Сумерки медленно превращались в ночь, и в этом гаснущем свете ее лицо, белое, как фарфор, выделялось так, будто луна решила светить исключительно для нее. Я вдруг ощутил себя невидимкой рядом с этим светом, как тень.
– Знаешь, у меня настроение сейчас самое отвратительное за долгое время. Наверное, даже хуже, чем когда-либо, – проговорил я, будто сам с собой, уткнувшись взглядом в свои кроссовки.
– И с чем это связано? – спросила она, и голос её прозвучал просто, как шёпот в пустоте.
Я задумался. Вдохнул, и, не зная зачем, ответил:
– Развёлся с женой.
– Не любили друг друга? – спросила она.
– Любили, – выдохнул я.
– Тогда почему разошлись? Слишком разные были? – спросила она снова.
– Скорее наоборот, слишком подходили друг другу.
Дальше говорить не хотелось. Да, мы с женой были похожи друг на друга во многом. Иногда я глядел на нее как в зеркало. Внешне мы были совсем разные с ней, а вот внутри как две копии. Нам иногда даже не приходилось говорить с ней, потому что мы понимали, что имеем ввиду заранее, до того, как что-то будет сказано. А потом как-то в четверг вечером она пришла с работы и забрала вещи, сказала только, что мои ароматические палочки для медитации невыносимо воняют. Я пожал плечами, а она ушла.

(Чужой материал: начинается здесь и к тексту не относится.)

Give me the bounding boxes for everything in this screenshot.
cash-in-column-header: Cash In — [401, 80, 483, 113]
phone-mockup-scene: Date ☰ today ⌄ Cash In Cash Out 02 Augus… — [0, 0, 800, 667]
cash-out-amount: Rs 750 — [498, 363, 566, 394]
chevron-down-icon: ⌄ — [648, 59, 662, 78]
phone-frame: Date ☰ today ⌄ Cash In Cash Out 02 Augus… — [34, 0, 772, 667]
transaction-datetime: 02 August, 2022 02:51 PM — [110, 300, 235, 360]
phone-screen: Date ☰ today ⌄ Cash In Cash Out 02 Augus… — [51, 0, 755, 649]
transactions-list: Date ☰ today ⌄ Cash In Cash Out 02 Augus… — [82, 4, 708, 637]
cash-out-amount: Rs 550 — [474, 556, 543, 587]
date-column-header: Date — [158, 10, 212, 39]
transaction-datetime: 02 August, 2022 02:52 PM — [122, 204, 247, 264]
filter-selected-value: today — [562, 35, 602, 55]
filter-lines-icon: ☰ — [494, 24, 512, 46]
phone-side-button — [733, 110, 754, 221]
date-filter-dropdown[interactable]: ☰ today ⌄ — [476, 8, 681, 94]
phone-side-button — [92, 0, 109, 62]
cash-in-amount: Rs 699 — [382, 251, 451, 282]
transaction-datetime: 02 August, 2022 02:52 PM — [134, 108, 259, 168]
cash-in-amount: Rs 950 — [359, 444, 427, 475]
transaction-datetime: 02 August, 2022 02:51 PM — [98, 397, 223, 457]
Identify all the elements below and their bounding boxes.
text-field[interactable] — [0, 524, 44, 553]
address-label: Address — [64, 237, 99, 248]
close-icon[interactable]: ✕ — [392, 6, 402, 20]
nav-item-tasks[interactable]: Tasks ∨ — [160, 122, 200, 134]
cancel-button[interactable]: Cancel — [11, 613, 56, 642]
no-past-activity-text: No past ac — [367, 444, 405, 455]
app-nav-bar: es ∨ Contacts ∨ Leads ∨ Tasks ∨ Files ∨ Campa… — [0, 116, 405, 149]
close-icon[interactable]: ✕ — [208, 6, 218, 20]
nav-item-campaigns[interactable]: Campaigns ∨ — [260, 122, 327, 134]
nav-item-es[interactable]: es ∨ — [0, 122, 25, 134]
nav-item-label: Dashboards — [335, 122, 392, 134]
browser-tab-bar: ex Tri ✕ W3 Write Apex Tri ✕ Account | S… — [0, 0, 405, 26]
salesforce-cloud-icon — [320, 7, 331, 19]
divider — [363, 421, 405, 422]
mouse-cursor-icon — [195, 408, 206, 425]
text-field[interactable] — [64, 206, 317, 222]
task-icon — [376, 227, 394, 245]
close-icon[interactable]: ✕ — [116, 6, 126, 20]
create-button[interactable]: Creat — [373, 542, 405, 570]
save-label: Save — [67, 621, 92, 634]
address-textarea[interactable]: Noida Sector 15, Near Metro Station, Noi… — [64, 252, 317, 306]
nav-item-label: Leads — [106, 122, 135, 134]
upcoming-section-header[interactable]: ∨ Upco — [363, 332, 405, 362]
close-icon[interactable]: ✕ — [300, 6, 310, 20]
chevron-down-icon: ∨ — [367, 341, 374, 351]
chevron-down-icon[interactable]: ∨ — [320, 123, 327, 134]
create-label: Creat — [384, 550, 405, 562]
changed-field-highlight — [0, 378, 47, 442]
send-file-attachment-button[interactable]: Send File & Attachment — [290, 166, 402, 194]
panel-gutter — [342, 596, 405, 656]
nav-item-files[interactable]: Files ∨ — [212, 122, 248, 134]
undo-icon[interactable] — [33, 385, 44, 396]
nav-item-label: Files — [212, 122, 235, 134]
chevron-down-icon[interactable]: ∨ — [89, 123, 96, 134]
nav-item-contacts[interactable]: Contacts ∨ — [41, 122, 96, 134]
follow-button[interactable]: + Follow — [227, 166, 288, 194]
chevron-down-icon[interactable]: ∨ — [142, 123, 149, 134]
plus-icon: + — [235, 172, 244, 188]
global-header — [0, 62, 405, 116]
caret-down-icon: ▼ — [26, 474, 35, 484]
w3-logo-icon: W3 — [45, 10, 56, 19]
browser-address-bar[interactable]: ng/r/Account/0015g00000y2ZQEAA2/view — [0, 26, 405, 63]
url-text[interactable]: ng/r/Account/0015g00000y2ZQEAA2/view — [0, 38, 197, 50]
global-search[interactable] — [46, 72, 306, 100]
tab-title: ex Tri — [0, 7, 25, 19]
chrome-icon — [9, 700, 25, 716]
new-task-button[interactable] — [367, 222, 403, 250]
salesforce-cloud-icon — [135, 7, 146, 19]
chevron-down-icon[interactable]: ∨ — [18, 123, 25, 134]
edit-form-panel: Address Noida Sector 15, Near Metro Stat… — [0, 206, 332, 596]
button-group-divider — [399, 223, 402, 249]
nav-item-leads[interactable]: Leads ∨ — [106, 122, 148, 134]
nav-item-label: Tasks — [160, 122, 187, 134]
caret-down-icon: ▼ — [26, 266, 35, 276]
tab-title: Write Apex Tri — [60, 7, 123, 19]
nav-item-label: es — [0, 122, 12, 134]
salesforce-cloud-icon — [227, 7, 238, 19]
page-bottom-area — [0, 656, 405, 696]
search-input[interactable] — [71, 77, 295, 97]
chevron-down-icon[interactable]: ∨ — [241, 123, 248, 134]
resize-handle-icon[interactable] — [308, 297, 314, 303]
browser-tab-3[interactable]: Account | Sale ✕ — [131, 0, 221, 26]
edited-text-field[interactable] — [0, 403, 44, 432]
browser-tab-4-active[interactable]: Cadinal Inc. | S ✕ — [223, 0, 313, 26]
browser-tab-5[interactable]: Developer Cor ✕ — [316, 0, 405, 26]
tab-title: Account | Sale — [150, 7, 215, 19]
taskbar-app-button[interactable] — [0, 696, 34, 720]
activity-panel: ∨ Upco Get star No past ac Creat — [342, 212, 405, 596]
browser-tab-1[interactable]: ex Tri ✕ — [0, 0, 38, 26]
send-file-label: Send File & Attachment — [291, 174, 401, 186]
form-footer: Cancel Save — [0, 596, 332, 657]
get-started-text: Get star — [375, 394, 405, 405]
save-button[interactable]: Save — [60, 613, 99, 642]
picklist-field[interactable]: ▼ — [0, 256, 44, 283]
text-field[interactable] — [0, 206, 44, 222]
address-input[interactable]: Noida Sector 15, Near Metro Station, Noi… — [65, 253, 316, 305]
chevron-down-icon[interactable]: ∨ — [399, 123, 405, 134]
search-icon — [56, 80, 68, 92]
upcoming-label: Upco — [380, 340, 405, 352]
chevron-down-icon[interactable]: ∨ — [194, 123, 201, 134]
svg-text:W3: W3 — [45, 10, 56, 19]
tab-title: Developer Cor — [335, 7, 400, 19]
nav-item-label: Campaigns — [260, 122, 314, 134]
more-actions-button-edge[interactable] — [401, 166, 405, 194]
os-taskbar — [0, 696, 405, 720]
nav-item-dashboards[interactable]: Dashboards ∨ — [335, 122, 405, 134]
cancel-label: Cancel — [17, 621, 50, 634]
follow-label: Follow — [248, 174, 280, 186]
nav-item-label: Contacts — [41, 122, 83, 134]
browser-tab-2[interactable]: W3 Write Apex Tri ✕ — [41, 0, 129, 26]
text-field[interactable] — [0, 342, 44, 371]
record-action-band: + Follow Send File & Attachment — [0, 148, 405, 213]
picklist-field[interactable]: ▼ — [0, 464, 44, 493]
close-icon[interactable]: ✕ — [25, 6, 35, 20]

– И что теперь? Вечное одиночество? – спросила она, и я услышал в её словах странное, почти недоброе любопытство, или, может быть, это только моё сердце, ещё покрытое тонкой коркой боли, заставило услышать что-то лишнее.
– Не знаю… но сейчас – точно ни с кем, – ответил я, и это прозвучало как последнее оправдание собственной неприкаянности.
Она шмыгнула носом, и её взгляд вернулся к реке, будто в её воде был заключён ответ, который я всё ещё не мог уловить. Я же не мог оторвать взгляда от неё, пока, наконец, не спросил – вопреки привычной мне сдержанности:
– А у тебя что? Почему здесь одна, почему мерзнешь? Кто-нибудь есть? Или как?
– Была с кем-то… теперь одна, – ответила она, не отрывая взгляда от реки.
– Что, тоже разошлись?
– Нет, – её голос вдруг стал глухим. – Не по своей воле разлучились.
Да, бывает и так, думал я, глядя в темнеющую реку. Любовь живет, как бессонница, но не может коснуться тех, для кого предназначена. Нам всем приходится делать паузы, прерывистые, натянутые. Замолкать и прятать за молчанием всё, что надрывается изнутри, как душа, брошенная в сухой колодец. Она молчит, пока не срывается в крик, полный боли и истерики, захлёстывающий, без выхода. Ты молишься, чтобы кто-нибудь, хоть кто-нибудь, выдернул тебя из этого круга. Чтобы кто-то дал пощечину, назвал тебя ничтожеством. Слово, пощечина, плевок – что угодно, лишь бы это прорвало твою боль и вернуло тебя в реальность. Лишь бы что-то переменилось. Потому что это мучение хуже всего, когда боль не находит выхода.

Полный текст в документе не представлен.